Überblick Punktfiles
Da es sehr oft Mißverständnisse über den Sinn von
Punktfiles gibt (das sind solche, deren Name mit einem Punkt beginnt),
sollen hier die wichtigsten aus der
Standardumgebung
erläutert werden. Eine ganze Reihe von Files werden automatisch
angelegt, und man braucht sich in der Regel nicht um sie zu kümmern.

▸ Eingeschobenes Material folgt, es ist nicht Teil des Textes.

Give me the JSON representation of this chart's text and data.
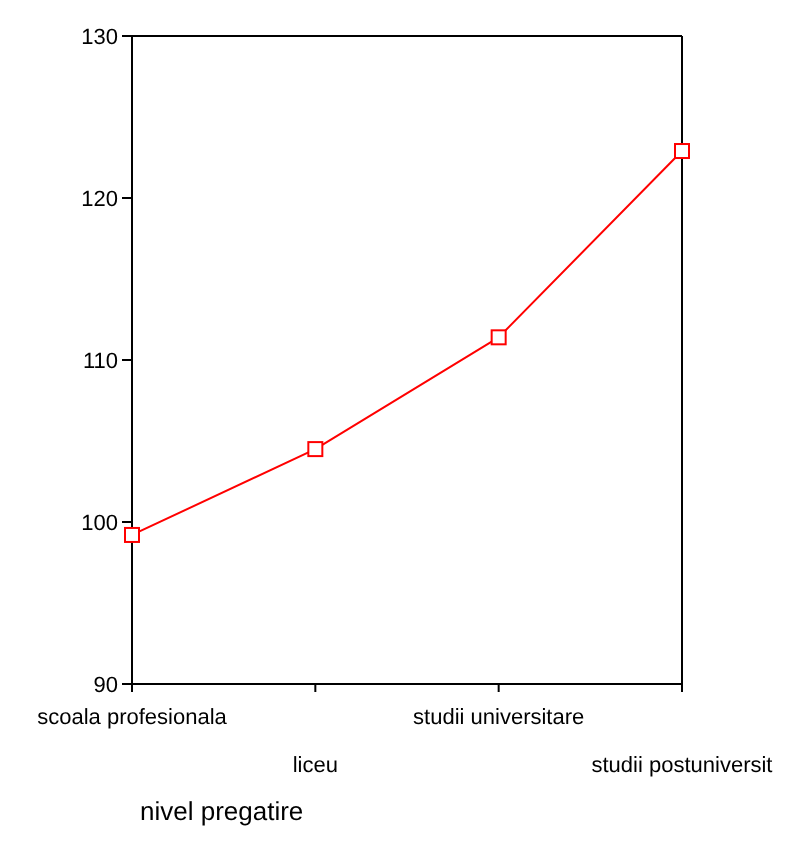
{
  "chart_data": {
    "type": "line",
    "xlabel": "nivel pregatire",
    "categories": [
      "scoala profesionala",
      "liceu",
      "studii universitare",
      "studii postuniversit"
    ],
    "series": [
      {
        "color": "#ff0000",
        "values": [
          99.2,
          104.5,
          111.4,
          122.9
        ]
      }
    ],
    "ylim": [
      90,
      130
    ],
    "yticks": [
      90,
      100,
      110,
      120,
      130
    ],
    "grid": false,
    "legend": false,
    "marker": "square",
    "line_style": "solid"
  }
}
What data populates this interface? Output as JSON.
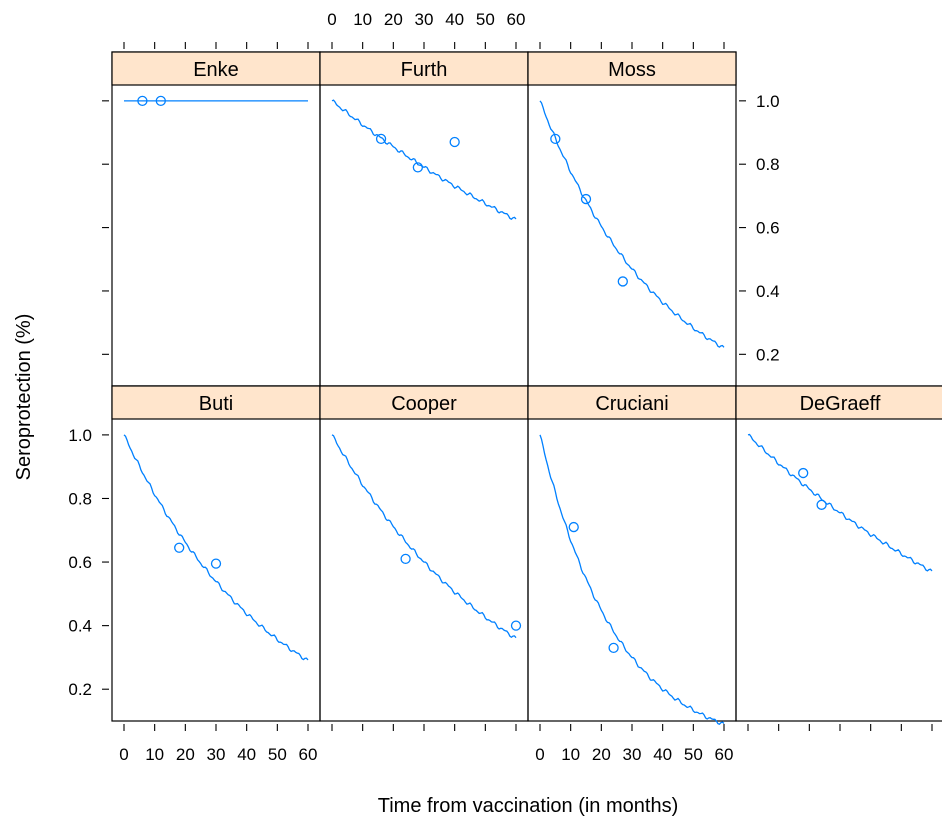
{
  "chart_data": {
    "type": "scatter",
    "ylabel": "Seroprotection (%)",
    "xlabel": "Time from vaccination (in months)",
    "xlim": [
      0,
      60
    ],
    "ylim": [
      0.1,
      1.05
    ],
    "x_ticks": [
      0,
      10,
      20,
      30,
      40,
      50,
      60
    ],
    "y_ticks": [
      0.2,
      0.4,
      0.6,
      0.8,
      1.0
    ],
    "x_tick_labels": [
      "0",
      "10",
      "20",
      "30",
      "40",
      "50",
      "60"
    ],
    "y_tick_labels": [
      "0.2",
      "0.4",
      "0.6",
      "0.8",
      "1.0"
    ],
    "marker": "open-circle",
    "panels": [
      {
        "name": "Enke",
        "points": [
          {
            "x": 6,
            "y": 1.0
          },
          {
            "x": 12,
            "y": 1.0
          }
        ],
        "curve": {
          "y0": 1.0,
          "y60": 1.0
        }
      },
      {
        "name": "Furth",
        "points": [
          {
            "x": 16,
            "y": 0.88
          },
          {
            "x": 28,
            "y": 0.79
          },
          {
            "x": 40,
            "y": 0.87
          }
        ],
        "curve": {
          "y0": 1.0,
          "y60": 0.625
        }
      },
      {
        "name": "Moss",
        "points": [
          {
            "x": 5,
            "y": 0.88
          },
          {
            "x": 15,
            "y": 0.69
          },
          {
            "x": 27,
            "y": 0.43
          }
        ],
        "curve": {
          "y0": 1.0,
          "y60": 0.22
        }
      },
      {
        "name": "Buti",
        "points": [
          {
            "x": 18,
            "y": 0.645
          },
          {
            "x": 30,
            "y": 0.595
          }
        ],
        "curve": {
          "y0": 1.0,
          "y60": 0.29
        }
      },
      {
        "name": "Cooper",
        "points": [
          {
            "x": 24,
            "y": 0.61
          },
          {
            "x": 60,
            "y": 0.4
          }
        ],
        "curve": {
          "y0": 1.0,
          "y60": 0.36
        }
      },
      {
        "name": "Cruciani",
        "points": [
          {
            "x": 11,
            "y": 0.71
          },
          {
            "x": 24,
            "y": 0.33
          }
        ],
        "curve": {
          "y0": 1.0,
          "y60": 0.09
        }
      },
      {
        "name": "DeGraeff",
        "points": [
          {
            "x": 18,
            "y": 0.88
          },
          {
            "x": 24,
            "y": 0.78
          }
        ],
        "curve": {
          "y0": 1.0,
          "y60": 0.57
        }
      }
    ],
    "colors": {
      "series": "#0080ff",
      "strip": "#ffe5cc",
      "frame": "#000000",
      "text": "#000000"
    }
  }
}
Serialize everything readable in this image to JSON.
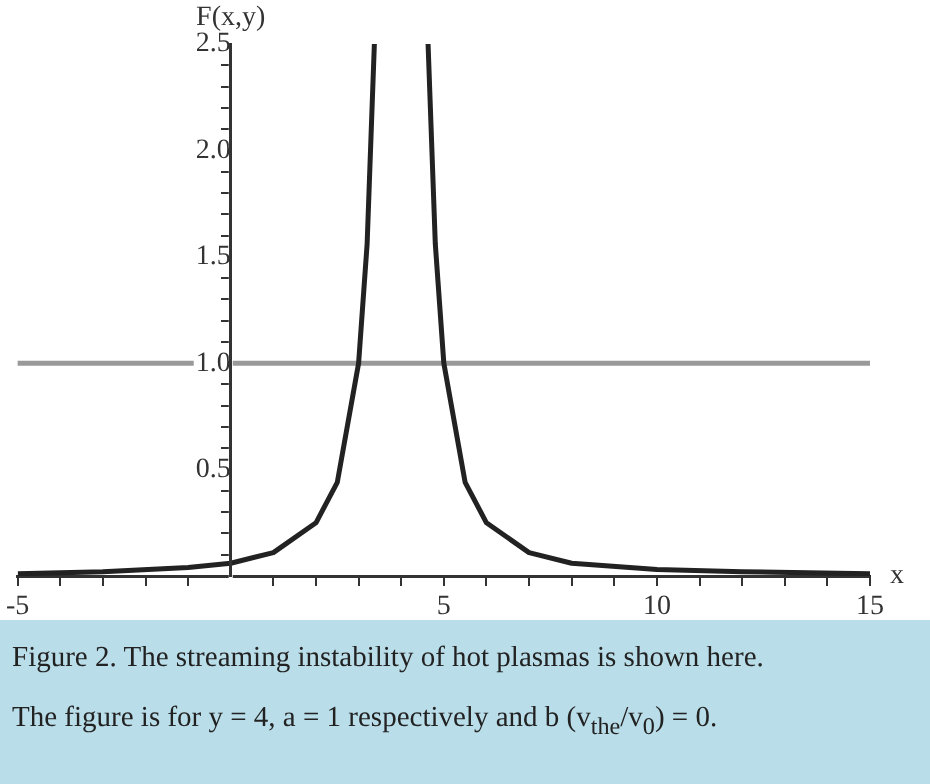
{
  "chart_data": {
    "type": "line",
    "xlabel": "x",
    "ylabel": "F(x,y)",
    "xlim": [
      -5,
      15
    ],
    "ylim": [
      0,
      2.5
    ],
    "xticks": [
      -5,
      {
        "value": -4,
        "label": null
      },
      {
        "value": -3,
        "label": null
      },
      {
        "value": -2,
        "label": null
      },
      {
        "value": -1,
        "label": null
      },
      {
        "value": 0,
        "label": null
      },
      {
        "value": 1,
        "label": null
      },
      {
        "value": 2,
        "label": null
      },
      {
        "value": 3,
        "label": null
      },
      {
        "value": 4,
        "label": null
      },
      5,
      {
        "value": 6,
        "label": null
      },
      {
        "value": 7,
        "label": null
      },
      {
        "value": 8,
        "label": null
      },
      {
        "value": 9,
        "label": null
      },
      10,
      {
        "value": 11,
        "label": null
      },
      {
        "value": 12,
        "label": null
      },
      {
        "value": 13,
        "label": null
      },
      {
        "value": 14,
        "label": null
      },
      15
    ],
    "yticks": [
      {
        "value": 0,
        "label": null
      },
      {
        "value": 0.1,
        "label": null
      },
      {
        "value": 0.2,
        "label": null
      },
      {
        "value": 0.3,
        "label": null
      },
      {
        "value": 0.4,
        "label": null
      },
      {
        "value": 0.5,
        "label": "0.5"
      },
      {
        "value": 0.6,
        "label": null
      },
      {
        "value": 0.7,
        "label": null
      },
      {
        "value": 0.8,
        "label": null
      },
      {
        "value": 0.9,
        "label": null
      },
      {
        "value": 1,
        "label": "1.0"
      },
      {
        "value": 1.1,
        "label": null
      },
      {
        "value": 1.2,
        "label": null
      },
      {
        "value": 1.3,
        "label": null
      },
      {
        "value": 1.4,
        "label": null
      },
      {
        "value": 1.5,
        "label": "1.5"
      },
      {
        "value": 1.6,
        "label": null
      },
      {
        "value": 1.7,
        "label": null
      },
      {
        "value": 1.8,
        "label": null
      },
      {
        "value": 1.9,
        "label": null
      },
      {
        "value": 2,
        "label": "2.0"
      },
      {
        "value": 2.1,
        "label": null
      },
      {
        "value": 2.2,
        "label": null
      },
      {
        "value": 2.3,
        "label": null
      },
      {
        "value": 2.4,
        "label": null
      },
      {
        "value": 2.5,
        "label": "2.5"
      }
    ],
    "x": [
      -5,
      -3,
      -1,
      0,
      1,
      2,
      2.5,
      3,
      3.2,
      3.37,
      4,
      4.63,
      4.8,
      5,
      5.5,
      6,
      7,
      8,
      10,
      12,
      15
    ],
    "series": [
      {
        "color": "#222222",
        "values": [
          0.01,
          0.02,
          0.04,
          0.06,
          0.11,
          0.25,
          0.44,
          1.0,
          1.56,
          2.5,
          null,
          2.5,
          1.56,
          1.0,
          0.44,
          0.25,
          0.11,
          0.06,
          0.03,
          0.02,
          0.01
        ]
      }
    ],
    "ref_lines": [
      {
        "axis": "y",
        "value": 1,
        "color": "#999999"
      }
    ],
    "annotations": [
      "Figure 2. The streaming instability of hot plasmas is shown here.",
      "The figure is for y = 4, a = 1 respectively and b (v$_{the}$/v$_{0}$) = 0."
    ]
  }
}
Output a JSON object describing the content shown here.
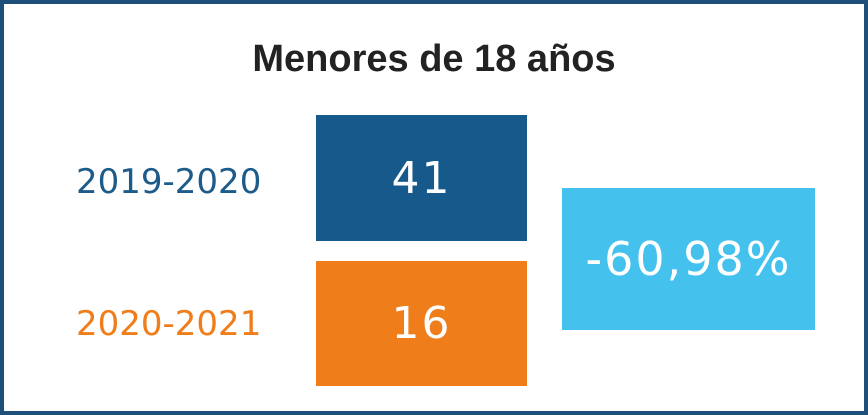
{
  "title": "Menores de 18 años",
  "rows": [
    {
      "period": "2019-2020",
      "value": 41
    },
    {
      "period": "2020-2021",
      "value": 16
    }
  ],
  "change": "-60,98%"
}
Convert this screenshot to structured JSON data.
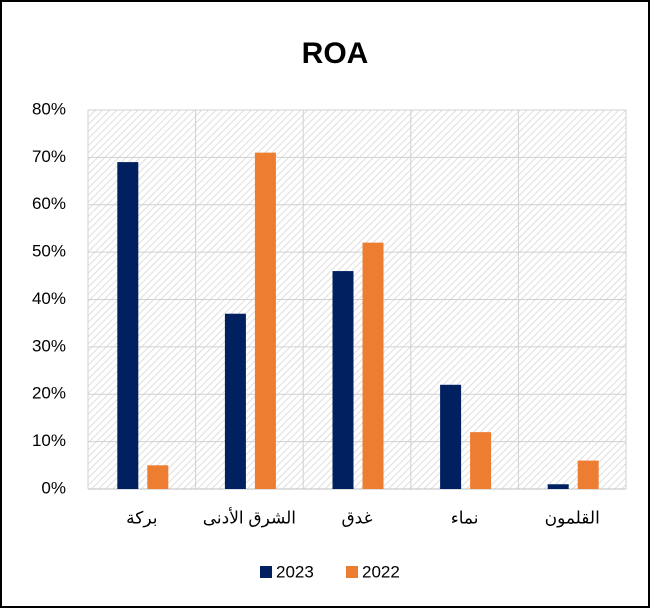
{
  "chart_data": {
    "type": "bar",
    "title": "ROA",
    "categories": [
      "بركة",
      "الشرق الأدنى",
      "غدق",
      "نماء",
      "القلمون"
    ],
    "series": [
      {
        "name": "2023",
        "color": "#002060",
        "values": [
          69,
          37,
          46,
          22,
          1
        ]
      },
      {
        "name": "2022",
        "color": "#ED7D31",
        "values": [
          5,
          71,
          52,
          12,
          6
        ]
      }
    ],
    "ylim": [
      0,
      80
    ],
    "yticks": [
      {
        "value": 0,
        "label": "0%"
      },
      {
        "value": 10,
        "label": "10%"
      },
      {
        "value": 20,
        "label": "20%"
      },
      {
        "value": 30,
        "label": "30%"
      },
      {
        "value": 40,
        "label": "40%"
      },
      {
        "value": 50,
        "label": "50%"
      },
      {
        "value": 60,
        "label": "60%"
      },
      {
        "value": 70,
        "label": "70%"
      },
      {
        "value": 80,
        "label": "80%"
      }
    ],
    "grid": true,
    "legend": "bottom"
  }
}
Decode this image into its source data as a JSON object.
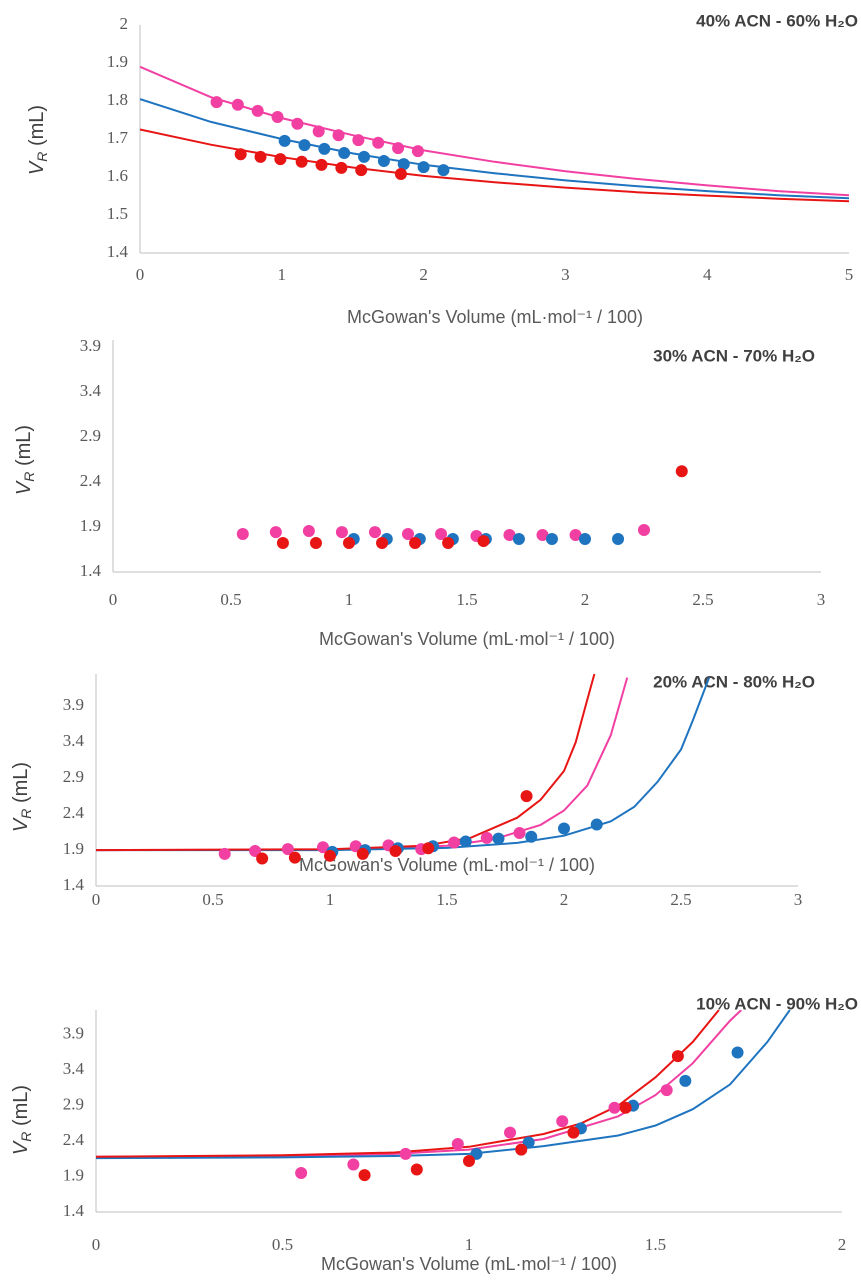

Punktfiles beinhalten i.a. Konfigurationsdaten für
Anwenderprogramme. Dies können Startup-Scripten sein, die bei
Programmstart eingelesen werden (deren Name ist dann meist
von der Form .Anwendungsprogrammnamerc - beginnt also
mit einem Punkt und endet mit "rc"), oder zusätzliche Parameter
um das Verhalten des Programms zu steuern.
Selbstverständlich kann man auch selber Dateien anlegen,
die mit einem Punkt beginnen. Der einzige Unterschied zu
anderen Dateien ist dann, daß diese beim einfachen
Listing per ls Kommando nicht aufgeführt werden, sondern nur mit
der Option -a.
Auch die Filenamensuche
der Shell mit "*" nimmt keine Dateien mit Punkt am Anfang wahr
(Ausweg: Suche nach ".*", dann wird aber auch "."
und ".." gefunden, und
das sind directories, also am besten Suche nach ".???*") Man kann das
also benutzen, um Dateien zu "verstecken", die man selten braucht, und nicht
bei jedem Listing sehen möchte.
Beispiele für alle wichtigen Punktfiles befinden sich in
unserer Standard-Umgebung
in /local/login/demo. Wenn also
Probleme auftreten, kann es sehr hilfreich sein dort erst
einmal nachzusehen.
Zu einer Standardinstallation aller für
Shell und
X im
CIP-Pool benötigten Punktfiles kommt man
mit dem Script cpenv. Das genaue
Vorgehen ist in der zugehörigen manpage erläutert.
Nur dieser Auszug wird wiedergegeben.